Most earlier works published by G. Schirmer (Associated Music publishers); most later works published by Oxingale Music.
- Tennessee Set (1968)
- Flange (1970)
- Two Pieces for Orchestra (1971)
- Images (1971)
- Three Carols on Medieval Texts (1971)
- Diary Music I (1972)
- Dance Suite (1973)
- Three Plath Songs (1973)
- Three Ben Jonson Songs (1974)
- Life is a Dream (opera in 3 acts) (1978)
- Chiasmata (1979)
- Cornucopia (1979)
- Coils (1980)
- Webs (1981)
- String Quartet No. 1 (1983)
- Celebration (1984)
- Penelope's Knees (double concerto) (1985)
- When Crows Gather (1986)
- Apollo and Daphne Variations (orchestra) (1987)
- Wolves (1988)
- Toccapsody (1989)
- Hung Monophonies (1990)
- Night Music (1990)
- In Memoriam (1993)
- A Barred Owl (1994)
- Psalm 42 (1996)
- Vocalise with Duck (1998)
- Sojourner (1999)
- Two Orchestral Sketches (1999)
- Mayflies (2000)
- Rhapsody (for orchestra) (2000)
- Dona Nobis Pacem (chorus SATB/SSAA, a cappella, 2001)
- Moments - Memento - Momentum (violin and piano 2001)
- Peeve (string quartet) (2001)
- Of Time and the Seasons ( sop. and c. ensemble, 2001)

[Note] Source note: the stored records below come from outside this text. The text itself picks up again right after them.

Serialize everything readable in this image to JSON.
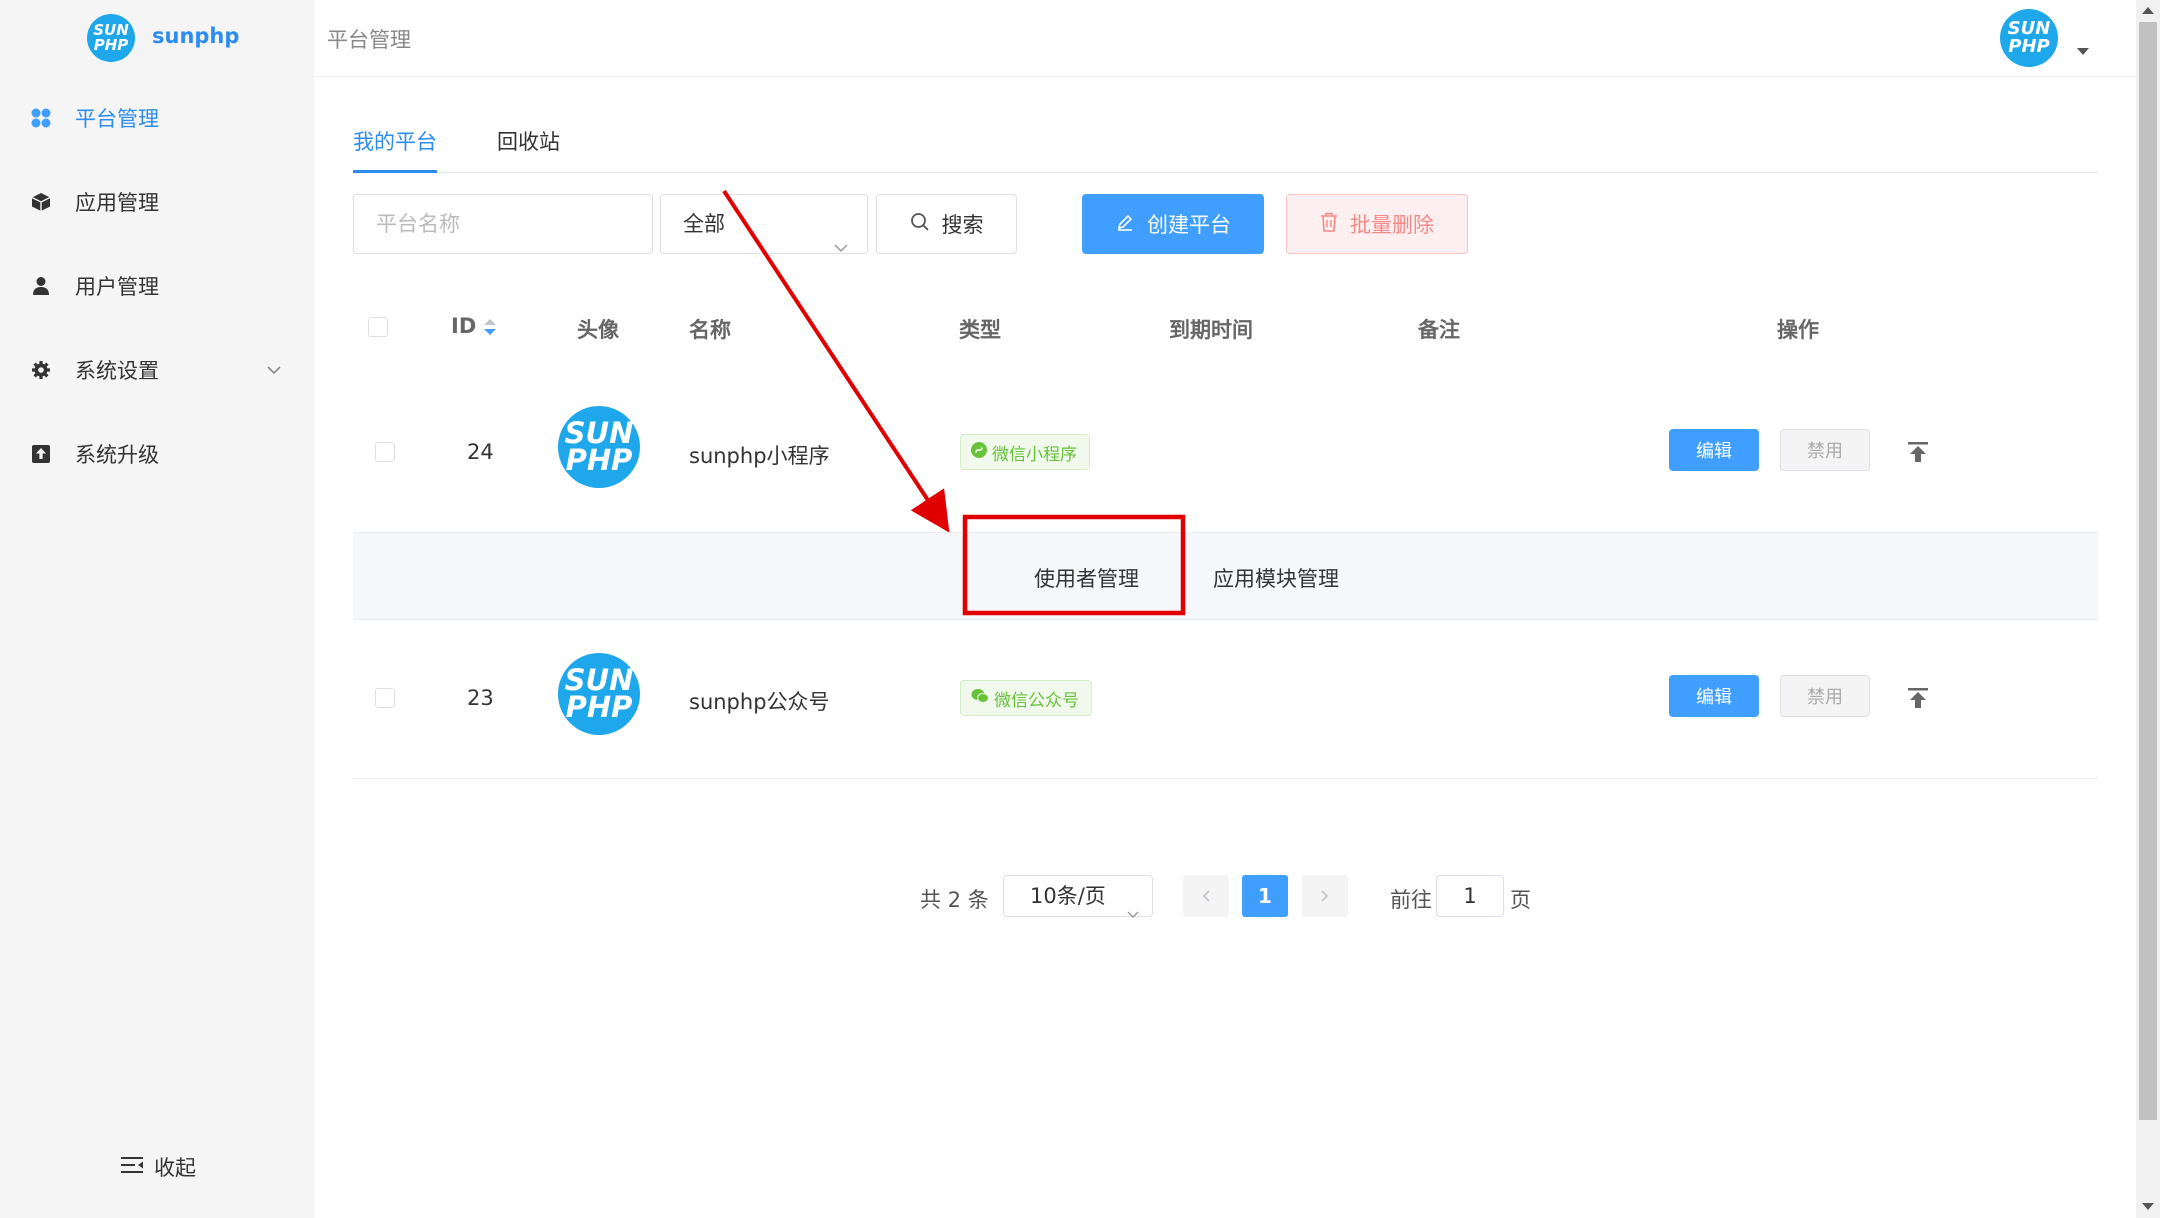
{
  "app": {
    "brand_name": "sunphp",
    "logo_text_1": "SUN",
    "logo_text_2": "PHP"
  },
  "header": {
    "breadcrumb": "平台管理"
  },
  "sidebar": {
    "items": [
      {
        "label": "平台管理",
        "icon": "grid-icon",
        "active": true
      },
      {
        "label": "应用管理",
        "icon": "cube-icon"
      },
      {
        "label": "用户管理",
        "icon": "user-icon"
      },
      {
        "label": "系统设置",
        "icon": "gear-icon",
        "has_children": true
      },
      {
        "label": "系统升级",
        "icon": "upload-icon"
      }
    ],
    "collapse_label": "收起"
  },
  "tabs": [
    {
      "label": "我的平台",
      "active": true
    },
    {
      "label": "回收站"
    }
  ],
  "filters": {
    "name_placeholder": "平台名称",
    "type_value": "全部",
    "search_label": "搜索",
    "create_label": "创建平台",
    "batch_delete_label": "批量删除"
  },
  "table": {
    "columns": [
      "ID",
      "头像",
      "名称",
      "类型",
      "到期时间",
      "备注",
      "操作"
    ],
    "rows": [
      {
        "id": "24",
        "name": "sunphp小程序",
        "type": "微信小程序",
        "expire": "",
        "note": ""
      },
      {
        "id": "23",
        "name": "sunphp公众号",
        "type": "微信公众号",
        "expire": "",
        "note": ""
      }
    ],
    "actions": {
      "edit": "编辑",
      "disable": "禁用"
    },
    "expand_links": [
      "使用者管理",
      "应用模块管理"
    ]
  },
  "pagination": {
    "total_text": "共 2 条",
    "page_size": "10条/页",
    "current_page": "1",
    "goto_label": "前往",
    "goto_value": "1",
    "page_suffix": "页"
  },
  "colors": {
    "primary": "#409eff",
    "brand_blue": "#1ea7ea",
    "annotation_red": "#e00000",
    "tag_green": "#67c23a"
  }
}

- Earthrise (opera in one act) (2002)
- Zoom (chamber orchestra) (2003)
- The Manatees at Blue Springs (2003)
- Streaming (2004)
- Mega-Ditty (2004)
- Piccolosophy (2005)
- Wonderer (2005)
- Ophélie (2005)
- Shadow (2006)
- Four Songs for Soprano and Women's Chorus (2008)
- City Song (for the 150th Anniversary of the Yale Glee Club, 2010)
- A Summer's Day (orchestra, 2009)
- Trio for clarinet, violin, and piano (2010)
- Travels (commissioned by the Rutgers University Glee Club, 2011)
- Process/Bulge (chamber ensemble, 2011)
- Sinfonietta Concertante (solo string quartet and orchestra, 2011)
- Vespers Cantata: Hesperus is Phosphorus (commissioned by The Crossing and the Network for New Music, 2012)
- Ballad of the Happy Kitchen (sop. piano, 2012)
- Shining: Double concerto for cello, piano, and orchestra, 2013)
- Joy Song (solo clarinet) (2013)
- Horn Quartet (horn, violin, cello, piano, 2013)
- Of War (SATB chorus, orchestra, 2014)
- The Fish (tenor, horn, and piano, 2015)
- Hornpipe for Ruth (Chamber ensemble, 2015)
- Bangladesh (piano, 2015)
- Dreamworlds (piano, four hands, 2016)
- Common Ground (SATB chorus, chamber orchestra, 2016)
- Gentle Soul, Find Peace (vocal quartet, 2016)
- Six Preludes for Piano, 2017
- Piano Quartet no. 2, 2017
- New England Concordance (SATB chorus, piano, 2017)
- Charlottesville: Summer of 2017 (sextet, 2017)
- Chamber Symphony (chamber orchestra, 2017)
- Gaia (trio, 2018)
- Six Rags (piano, 2018)
- Some Nebulae (large chamber ensemble, 2019)
- Fantasy Dances (violin, piano, 2019)
- One for Two (solo cello, 2021)

Spratlan's music has been recorded/released commercially for Navona Records, Albany Records, Opus One, Innova, Pentatone, and Gasparo.